The code where I’m trying to achieve this is below. Here I don’t know how to pass the value of the dictionary "key" as the input to the python script – params.x doesn’t work, throws error saying "x" is undefined. Can you help me fixing this?
from airflow import DAG
from airflow.operators.bash_operator import BashOperator
from datetime import datetime
default_args = {
'owner': 'Airflow',
'start_date': datetime(2023, 1, 1),
'retries': 0,
}
mydict = {
1: "name1",
2: "name2",
3: "name3"
}
INDEX=1
with DAG('test_dag', default_args = default_args, schedule_interval=None, catchup=False) as dag:
for x,y in mydict.items():
run_test_1 = BashOperator(
task_id=f'task1_{y}',
bash_command="python /path-to-the-script/simple_scirpt.py '{{ params.x }}'"
)
run_test_2 = BashOperator(
task_id=f'task2_{y}',
bash_command="echo '{{ params.x }}'"
)
run_test_1 >> run_test_2
INDEX += 1
>Solution :
params in Airflow enables you to pass in values from outside the DAG, e.g. when you trigger a DAG manually you can pass additional keys/values, which can then be used in your DAG via params. See https://airflow.apache.org/docs/apache-airflow/stable/core-concepts/params.html for more information.

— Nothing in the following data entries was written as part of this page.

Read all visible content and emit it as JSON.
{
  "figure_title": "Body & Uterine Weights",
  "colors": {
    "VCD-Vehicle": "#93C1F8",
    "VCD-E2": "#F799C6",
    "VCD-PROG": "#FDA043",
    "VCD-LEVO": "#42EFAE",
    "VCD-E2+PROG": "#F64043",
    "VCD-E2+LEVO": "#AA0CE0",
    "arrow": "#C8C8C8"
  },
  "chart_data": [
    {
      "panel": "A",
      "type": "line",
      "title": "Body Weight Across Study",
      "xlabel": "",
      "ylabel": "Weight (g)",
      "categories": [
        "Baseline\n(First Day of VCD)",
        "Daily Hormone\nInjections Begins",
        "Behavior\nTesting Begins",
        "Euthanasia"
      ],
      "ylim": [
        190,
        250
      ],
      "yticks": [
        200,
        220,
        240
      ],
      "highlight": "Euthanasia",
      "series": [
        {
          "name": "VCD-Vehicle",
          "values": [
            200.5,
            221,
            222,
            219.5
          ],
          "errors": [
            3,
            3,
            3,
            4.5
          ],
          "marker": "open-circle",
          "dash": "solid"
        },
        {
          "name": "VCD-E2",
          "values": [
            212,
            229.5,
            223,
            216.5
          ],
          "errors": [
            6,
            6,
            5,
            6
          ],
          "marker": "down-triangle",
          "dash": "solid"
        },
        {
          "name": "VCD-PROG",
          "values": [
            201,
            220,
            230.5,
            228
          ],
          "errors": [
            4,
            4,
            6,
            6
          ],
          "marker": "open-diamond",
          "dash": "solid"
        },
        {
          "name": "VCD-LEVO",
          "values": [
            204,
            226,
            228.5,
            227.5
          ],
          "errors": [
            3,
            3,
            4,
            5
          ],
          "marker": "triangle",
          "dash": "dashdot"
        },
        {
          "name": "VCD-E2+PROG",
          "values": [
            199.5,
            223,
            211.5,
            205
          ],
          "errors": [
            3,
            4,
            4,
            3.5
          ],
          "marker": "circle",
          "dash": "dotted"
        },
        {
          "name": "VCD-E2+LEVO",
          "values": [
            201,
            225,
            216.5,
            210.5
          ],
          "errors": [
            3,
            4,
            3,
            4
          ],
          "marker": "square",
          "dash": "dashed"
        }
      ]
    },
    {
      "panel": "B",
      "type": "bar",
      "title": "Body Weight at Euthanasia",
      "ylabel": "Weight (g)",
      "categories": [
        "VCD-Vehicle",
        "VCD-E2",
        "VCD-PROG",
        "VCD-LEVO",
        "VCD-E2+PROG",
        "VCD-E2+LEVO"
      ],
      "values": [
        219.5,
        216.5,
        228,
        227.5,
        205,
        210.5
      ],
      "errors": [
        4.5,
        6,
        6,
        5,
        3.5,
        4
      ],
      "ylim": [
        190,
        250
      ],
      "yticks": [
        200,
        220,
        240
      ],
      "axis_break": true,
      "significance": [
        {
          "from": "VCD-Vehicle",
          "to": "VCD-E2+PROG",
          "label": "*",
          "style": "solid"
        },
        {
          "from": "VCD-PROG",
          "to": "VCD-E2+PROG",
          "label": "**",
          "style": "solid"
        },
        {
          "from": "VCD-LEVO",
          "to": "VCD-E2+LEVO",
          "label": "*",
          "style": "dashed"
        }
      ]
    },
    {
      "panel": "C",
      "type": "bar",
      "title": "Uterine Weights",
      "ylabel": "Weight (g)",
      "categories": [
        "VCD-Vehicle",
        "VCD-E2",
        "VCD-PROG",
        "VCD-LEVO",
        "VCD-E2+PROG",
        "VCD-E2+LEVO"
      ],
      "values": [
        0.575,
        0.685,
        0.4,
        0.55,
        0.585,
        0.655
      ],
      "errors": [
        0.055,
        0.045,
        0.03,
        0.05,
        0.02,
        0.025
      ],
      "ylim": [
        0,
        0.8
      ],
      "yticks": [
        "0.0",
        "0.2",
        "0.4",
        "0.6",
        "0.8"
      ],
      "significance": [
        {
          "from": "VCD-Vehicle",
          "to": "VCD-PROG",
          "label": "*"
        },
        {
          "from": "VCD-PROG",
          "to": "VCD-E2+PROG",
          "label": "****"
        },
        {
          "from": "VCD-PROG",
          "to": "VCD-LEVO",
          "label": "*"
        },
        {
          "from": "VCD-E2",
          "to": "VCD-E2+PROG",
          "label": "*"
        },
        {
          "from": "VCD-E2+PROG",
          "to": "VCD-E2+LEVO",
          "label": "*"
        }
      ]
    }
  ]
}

In your code, you have a hardcoded dictionary so there’s no use for params. You can use variables x and y in your code as such:
from airflow import DAG
from airflow.operators.bash_operator import BashOperator
from datetime import datetime
default_args = {
'owner': 'Airflow',
'start_date': datetime(2023, 1, 1),
'retries': 0,
}
mydict = {
1: "name1",
2: "name2",
3: "name3"
}
INDEX=1
with DAG('test_dag', default_args = default_args, schedule_interval=None, catchup=False) as dag:
for x,y in mydict.items():
run_test_1 = BashOperator(
task_id=f'task1_{y}',
bash_command=f"python /path-to-the-script/simple_scirpt.py '{x}'"
)
run_test_2 = BashOperator(
task_id=f'task2_{y}',
bash_command=f"echo '{x}'"
)
run_test_1 >> run_test_2
INDEX += 1